Кабина  Икаруса была довольно открытой, и даже задняя стенка
выполнена из стеклопластика, и поэтому  этот неприличный жест видел
 не только водитель троллейбуса , но и большинство пассажиров. В тот момент Саньке вдруг очень захотелось высунуться в форточку и плюнуть в его сверкающий,  желтополированный бок. Рулевой троллейбуса был молодым парнем и  ему стало видимо обидно, даже не за отечественный авто или точнее троллейбусопром, скорее он воспринял это все как личное оскорбление.
    Что тут началось ! Это были большие гонки ! Это была Формула-1, только вот  гоночный болид оказался многоместным. Никогда раньше Саньке еще не приходилось участвовать в чем-нибудь подобном.
    В их «корыте» что-то быстро завращалось , загудело ,зарычало и
оно растопырившись , жестко принимая на корпус удары от ям и выбоин
в асфальте и оставляя за собой след из гаек , болтов и уплотнительных резинок ринулось вдогонку как в последний бой.
   Троллейбус не подъезжал к остановке , он подлетал к ней, метров за пять с грохотом распахивая свои покосившиеся и непонятно еще как уцелевшие двери и почти не останавливаясь, снова совершал невообразимое для данного технического устройства ускорение.
   Соучастниками этого действа стали практически все пассажиры ,
не взирая ни на возраст , ни на пол , причем без всякого сговора.
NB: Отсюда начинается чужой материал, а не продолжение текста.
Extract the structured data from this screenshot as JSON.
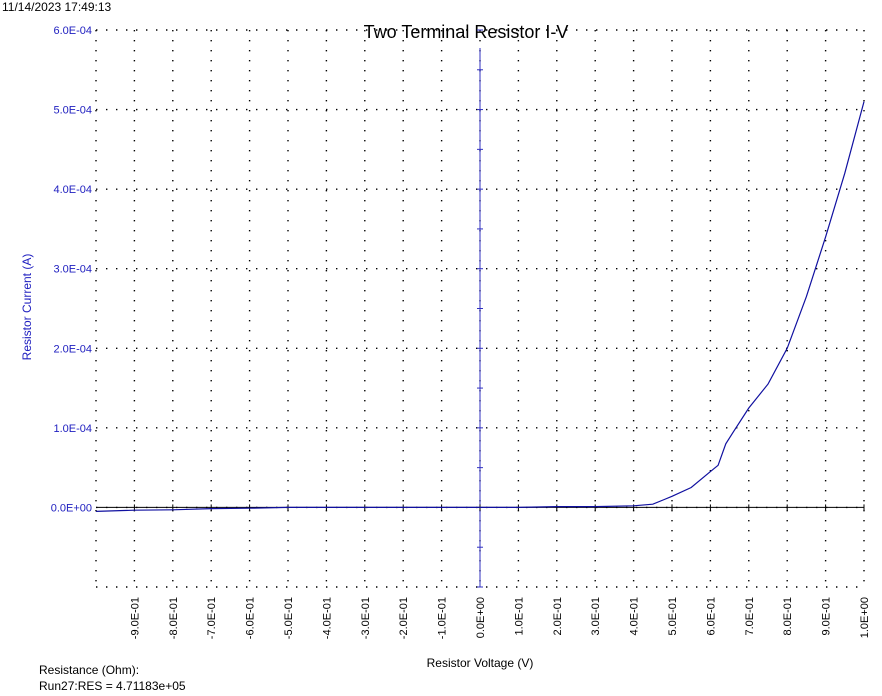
{
  "timestamp": "11/14/2023 17:49:13",
  "footer": {
    "resistance_label": "Resistance (Ohm):",
    "resistance_value": "Run27:RES = 4.71183e+05"
  },
  "colors": {
    "axis_text": "#2020c0",
    "series": "#1010a0",
    "axes": "#000000"
  },
  "chart_data": {
    "type": "line",
    "title": "Two Terminal Resistor I-V",
    "xlabel": "Resistor Voltage (V)",
    "ylabel": "Resistor Current (A)",
    "xlim": [
      -1.0,
      1.0
    ],
    "ylim": [
      -0.0001,
      0.0006
    ],
    "grid": true,
    "x_ticks": [
      {
        "v": -0.9,
        "label": "-9.0E-01"
      },
      {
        "v": -0.8,
        "label": "-8.0E-01"
      },
      {
        "v": -0.7,
        "label": "-7.0E-01"
      },
      {
        "v": -0.6,
        "label": "-6.0E-01"
      },
      {
        "v": -0.5,
        "label": "-5.0E-01"
      },
      {
        "v": -0.4,
        "label": "-4.0E-01"
      },
      {
        "v": -0.3,
        "label": "-3.0E-01"
      },
      {
        "v": -0.2,
        "label": "-2.0E-01"
      },
      {
        "v": -0.1,
        "label": "-1.0E-01"
      },
      {
        "v": 0.0,
        "label": "0.0E+00"
      },
      {
        "v": 0.1,
        "label": "1.0E-01"
      },
      {
        "v": 0.2,
        "label": "2.0E-01"
      },
      {
        "v": 0.3,
        "label": "3.0E-01"
      },
      {
        "v": 0.4,
        "label": "4.0E-01"
      },
      {
        "v": 0.5,
        "label": "5.0E-01"
      },
      {
        "v": 0.6,
        "label": "6.0E-01"
      },
      {
        "v": 0.7,
        "label": "7.0E-01"
      },
      {
        "v": 0.8,
        "label": "8.0E-01"
      },
      {
        "v": 0.9,
        "label": "9.0E-01"
      },
      {
        "v": 1.0,
        "label": "1.0E+00"
      }
    ],
    "y_ticks": [
      {
        "v": 0.0,
        "label": "0.0E+00"
      },
      {
        "v": 0.0001,
        "label": "1.0E-04"
      },
      {
        "v": 0.0002,
        "label": "2.0E-04"
      },
      {
        "v": 0.0003,
        "label": "3.0E-04"
      },
      {
        "v": 0.0004,
        "label": "4.0E-04"
      },
      {
        "v": 0.0005,
        "label": "5.0E-04"
      },
      {
        "v": 0.0006,
        "label": "6.0E-04"
      }
    ],
    "series": [
      {
        "x": [
          -1.0,
          -0.9,
          -0.8,
          -0.7,
          -0.6,
          -0.5,
          -0.4,
          -0.3,
          -0.2,
          -0.1,
          0.0,
          0.1,
          0.2,
          0.3,
          0.4,
          0.45,
          0.48,
          0.5,
          0.55,
          0.6,
          0.62,
          0.64,
          0.66,
          0.7,
          0.75,
          0.8,
          0.85,
          0.9,
          0.95,
          1.0
        ],
        "y": [
          -5e-06,
          -3.5e-06,
          -3e-06,
          -1.5e-06,
          -1e-06,
          0.0,
          0.0,
          0.0,
          0.0,
          0.0,
          0.0,
          0.0,
          1e-06,
          1e-06,
          2e-06,
          4e-06,
          1e-05,
          1.4e-05,
          2.5e-05,
          4.5e-05,
          5.3e-05,
          8e-05,
          9.5e-05,
          0.000125,
          0.000155,
          0.0002,
          0.000265,
          0.00034,
          0.00042,
          0.00051
        ]
      }
    ]
  }
}
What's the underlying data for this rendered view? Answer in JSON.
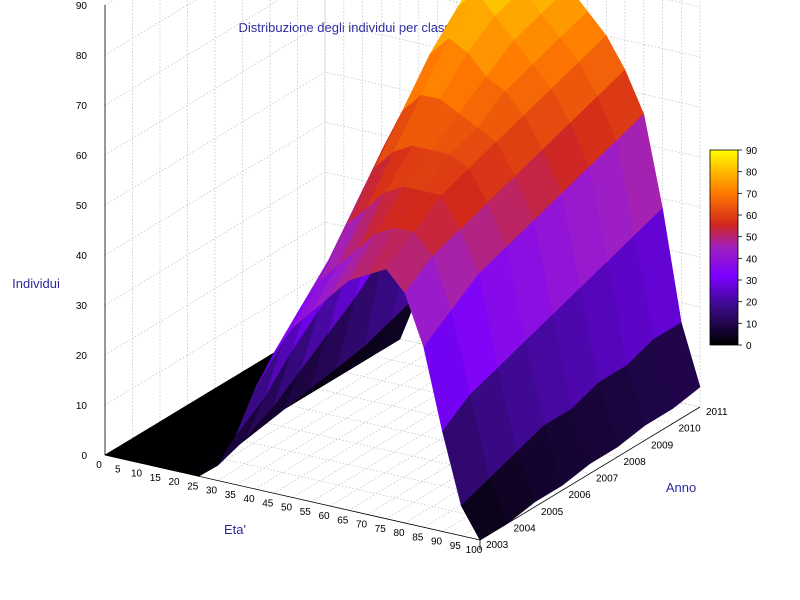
{
  "chart_data": {
    "type": "surface3d",
    "title": "Distribuzione degli individui per classi di eta' e per anno",
    "xlabel": "Eta'",
    "ylabel": "Anno",
    "zlabel": "Individui",
    "x_ticks": [
      0,
      5,
      10,
      15,
      20,
      25,
      30,
      35,
      40,
      45,
      50,
      55,
      60,
      65,
      70,
      75,
      80,
      85,
      90,
      95,
      100
    ],
    "y_ticks": [
      2003,
      2004,
      2005,
      2006,
      2007,
      2008,
      2009,
      2010,
      2011
    ],
    "z_ticks": [
      0,
      10,
      20,
      30,
      40,
      50,
      60,
      70,
      80,
      90
    ],
    "xlim": [
      0,
      100
    ],
    "ylim": [
      2003,
      2011
    ],
    "zlim": [
      0,
      90
    ],
    "colorbar": {
      "min": 0,
      "max": 90,
      "ticks": [
        0,
        10,
        20,
        30,
        40,
        50,
        60,
        70,
        80,
        90
      ],
      "palette": "black-purple-red-orange-yellow"
    },
    "grid": true,
    "ages": [
      0,
      5,
      10,
      15,
      20,
      25,
      30,
      35,
      40,
      45,
      50,
      55,
      60,
      65,
      70,
      75,
      80,
      85,
      90,
      95,
      100
    ],
    "years": [
      2003,
      2004,
      2005,
      2006,
      2007,
      2008,
      2009,
      2010,
      2011
    ],
    "values": [
      [
        0,
        0,
        0,
        0,
        0,
        0,
        0,
        0,
        0
      ],
      [
        0,
        0,
        0,
        0,
        0,
        0,
        0,
        0,
        0
      ],
      [
        0,
        0,
        0,
        0,
        0,
        0,
        0,
        0,
        0
      ],
      [
        0,
        0,
        0,
        0,
        0,
        0,
        0,
        0,
        0
      ],
      [
        0,
        0,
        0,
        0,
        0,
        0,
        0,
        0,
        0
      ],
      [
        0,
        1,
        2,
        3,
        4,
        5,
        6,
        8,
        10
      ],
      [
        3,
        5,
        8,
        12,
        16,
        20,
        25,
        28,
        30
      ],
      [
        10,
        14,
        20,
        25,
        30,
        35,
        40,
        44,
        46
      ],
      [
        20,
        26,
        32,
        38,
        44,
        50,
        55,
        60,
        62
      ],
      [
        28,
        34,
        40,
        48,
        56,
        62,
        68,
        72,
        75
      ],
      [
        34,
        40,
        48,
        56,
        64,
        72,
        78,
        84,
        86
      ],
      [
        38,
        44,
        52,
        60,
        68,
        76,
        82,
        86,
        88
      ],
      [
        42,
        48,
        56,
        62,
        68,
        74,
        78,
        80,
        82
      ],
      [
        46,
        52,
        58,
        62,
        66,
        70,
        74,
        76,
        78
      ],
      [
        48,
        54,
        58,
        62,
        64,
        68,
        70,
        72,
        74
      ],
      [
        50,
        54,
        58,
        60,
        62,
        64,
        66,
        68,
        70
      ],
      [
        46,
        50,
        52,
        54,
        56,
        58,
        60,
        62,
        64
      ],
      [
        36,
        40,
        44,
        46,
        48,
        50,
        52,
        54,
        56
      ],
      [
        20,
        24,
        26,
        28,
        30,
        32,
        34,
        36,
        38
      ],
      [
        6,
        8,
        10,
        12,
        12,
        14,
        14,
        16,
        16
      ],
      [
        0,
        0,
        1,
        1,
        2,
        2,
        3,
        3,
        4
      ]
    ]
  }
}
Вслух
не было произнесено ни единого слова , хотя водитель имел возможность
сделать объявление. Ничто так не объединяет наших людей как общая
проблема. Действия «икарусника» восприняли как оскорбление практически
все и если бы у них была возможность что-либо крутить , грести
или отталкиваться  для придания  аппарату скорости ,то они бы,
без всякого сомнения, гребли и отталкивались  кто чем мог.
   На подъезде к остановкам все кому нужно было выходить рассредотачивались  по салону , чтобы не толпиться у одной двери, напружинивались и  не выходили , а катапультировались из еще не остановившегося троллейбуса , а затем с криками : «Сделайте их ребята !» жестами показывали чтобы те мчались дальше. Когда на очередной остановке  с поразительной ловкостью десантировалась одна старушка и гася инерцию движения , пробежав четыре или пять шагов чтобы остановиться , перекрестилась , а затем улыбнулась и помахала им вслед рукой Санька готов был разрыдаться.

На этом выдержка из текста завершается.